APA's new Science Policy Fellow, Linda Demaine, JD, PhD, has begun her fellowship year at the Central Intelligence Agency (CIA), working in the Operational Assessment Division's Research and Analysis Branch. Demaine completed an APA Congressional Fellowship last year with the Senate Judiciary Committee, and she is taking time off from her position as an Associate Policy Analyst for RAND to use both her legal and research expertise in deception at the CIA.
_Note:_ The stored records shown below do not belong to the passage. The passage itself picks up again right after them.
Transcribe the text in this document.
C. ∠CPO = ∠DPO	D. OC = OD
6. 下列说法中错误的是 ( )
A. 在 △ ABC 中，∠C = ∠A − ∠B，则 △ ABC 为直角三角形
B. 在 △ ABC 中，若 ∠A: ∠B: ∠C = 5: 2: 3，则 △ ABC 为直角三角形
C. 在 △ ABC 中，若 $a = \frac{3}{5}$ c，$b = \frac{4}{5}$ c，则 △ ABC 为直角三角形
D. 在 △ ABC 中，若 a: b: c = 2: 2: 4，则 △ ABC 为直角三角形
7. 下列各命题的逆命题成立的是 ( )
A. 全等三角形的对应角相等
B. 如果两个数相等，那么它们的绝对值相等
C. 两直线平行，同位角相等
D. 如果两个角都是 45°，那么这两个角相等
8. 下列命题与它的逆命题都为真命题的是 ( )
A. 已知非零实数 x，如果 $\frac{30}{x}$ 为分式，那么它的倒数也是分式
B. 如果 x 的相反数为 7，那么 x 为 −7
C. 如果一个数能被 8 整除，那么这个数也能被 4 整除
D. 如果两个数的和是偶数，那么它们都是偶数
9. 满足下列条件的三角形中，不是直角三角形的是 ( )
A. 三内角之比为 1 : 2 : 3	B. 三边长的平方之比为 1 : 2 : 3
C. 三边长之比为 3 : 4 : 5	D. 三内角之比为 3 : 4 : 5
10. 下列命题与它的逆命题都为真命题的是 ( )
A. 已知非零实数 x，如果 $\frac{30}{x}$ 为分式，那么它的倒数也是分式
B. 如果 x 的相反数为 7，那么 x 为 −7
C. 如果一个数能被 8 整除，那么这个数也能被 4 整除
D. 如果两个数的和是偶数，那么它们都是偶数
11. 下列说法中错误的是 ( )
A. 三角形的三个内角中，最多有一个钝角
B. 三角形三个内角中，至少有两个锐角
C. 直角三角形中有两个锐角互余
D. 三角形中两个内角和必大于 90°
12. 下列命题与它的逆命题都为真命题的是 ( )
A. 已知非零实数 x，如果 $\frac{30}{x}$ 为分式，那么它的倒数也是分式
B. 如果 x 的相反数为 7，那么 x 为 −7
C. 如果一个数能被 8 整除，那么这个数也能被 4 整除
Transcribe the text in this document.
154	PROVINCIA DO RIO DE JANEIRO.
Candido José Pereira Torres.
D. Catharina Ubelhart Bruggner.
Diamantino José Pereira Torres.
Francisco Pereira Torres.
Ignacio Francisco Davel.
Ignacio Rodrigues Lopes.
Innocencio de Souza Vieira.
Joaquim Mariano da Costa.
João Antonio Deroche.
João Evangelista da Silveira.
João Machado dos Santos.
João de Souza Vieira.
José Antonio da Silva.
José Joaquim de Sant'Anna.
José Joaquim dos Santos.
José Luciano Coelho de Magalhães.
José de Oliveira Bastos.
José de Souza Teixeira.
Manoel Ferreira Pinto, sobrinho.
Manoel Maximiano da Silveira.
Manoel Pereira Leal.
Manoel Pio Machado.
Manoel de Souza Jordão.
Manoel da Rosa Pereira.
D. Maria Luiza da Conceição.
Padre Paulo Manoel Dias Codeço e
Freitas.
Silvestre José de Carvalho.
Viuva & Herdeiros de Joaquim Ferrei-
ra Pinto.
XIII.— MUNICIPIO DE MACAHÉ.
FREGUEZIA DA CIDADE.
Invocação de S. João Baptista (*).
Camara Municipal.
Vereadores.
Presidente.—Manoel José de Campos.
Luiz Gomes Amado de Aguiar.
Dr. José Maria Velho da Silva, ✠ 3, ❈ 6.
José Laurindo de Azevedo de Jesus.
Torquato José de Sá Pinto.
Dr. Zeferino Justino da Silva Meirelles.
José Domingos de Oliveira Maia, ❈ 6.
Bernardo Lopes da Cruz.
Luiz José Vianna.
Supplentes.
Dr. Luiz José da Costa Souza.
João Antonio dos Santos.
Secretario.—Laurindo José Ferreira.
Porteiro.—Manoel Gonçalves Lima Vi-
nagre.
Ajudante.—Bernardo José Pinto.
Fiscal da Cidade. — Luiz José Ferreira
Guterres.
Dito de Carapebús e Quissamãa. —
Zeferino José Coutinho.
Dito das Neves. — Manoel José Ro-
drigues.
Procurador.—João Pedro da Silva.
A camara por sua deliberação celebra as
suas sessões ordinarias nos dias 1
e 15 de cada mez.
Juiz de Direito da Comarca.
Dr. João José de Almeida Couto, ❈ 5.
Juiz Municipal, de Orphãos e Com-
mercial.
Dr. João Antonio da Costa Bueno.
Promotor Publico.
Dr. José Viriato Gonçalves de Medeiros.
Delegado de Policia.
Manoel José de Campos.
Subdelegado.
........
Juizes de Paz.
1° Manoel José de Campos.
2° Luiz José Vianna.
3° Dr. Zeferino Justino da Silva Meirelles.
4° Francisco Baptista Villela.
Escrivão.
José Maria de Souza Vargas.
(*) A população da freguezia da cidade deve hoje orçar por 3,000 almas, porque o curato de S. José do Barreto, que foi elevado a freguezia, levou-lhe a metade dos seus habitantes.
Various workshops and meetings attended by APA staff are funded by the CIA

On June 24th [2004], Science Policy staff attended a day-long meeting designed to forge collaborations between operational staff working in the intelligence community and scientists conducting research on interpersonal deception. Generously funded by the Central Intelligence Agency (CIA), the meeting was held near RAND headquarters in Arlington, VA and was facilitated by RAND policy analyst Scott Gerwehr. Gerwehr provided a conceptual framework for the meeting while Susan Brandon, Assistant Director of Social, Behavioral and Educational Sciences for the White House Office of Science and Technology Policy and APA Science Policy Director Geoff Mumford concentrated on the logistics of inviting the particpants representing, the FBI, US Secret Service, CIA, DoD, Department of Homeland Security, UK Ministry of Defense, New Scotland Yard, and the UK Home Office as well as a long list of academic institutions. Gerwehr's notion was essentially the reverse of a previous workshop conducted as a joint CIA/RAND/APA exercise on the theme of detecting deception as he explains in the concept piece here.

Historical articles make the link between APA and CIA collaboration, as here and here, in this article published in the APA Monitor 30 years ago.

Other organizations in the medical field have also commented upon the role of psychologists and/or APA in intelligence-related interrogations or torture, as in this press release from Physicians for Social Responsibility.

Finally, there is the excellent documentation provided in such classic works as John Marks's Search for the Manchurian Candidate, Alfred McCoy's A Question of Torture, and Dominic Streatfeild's new book, Brainwash: The Secret History of Mind Control.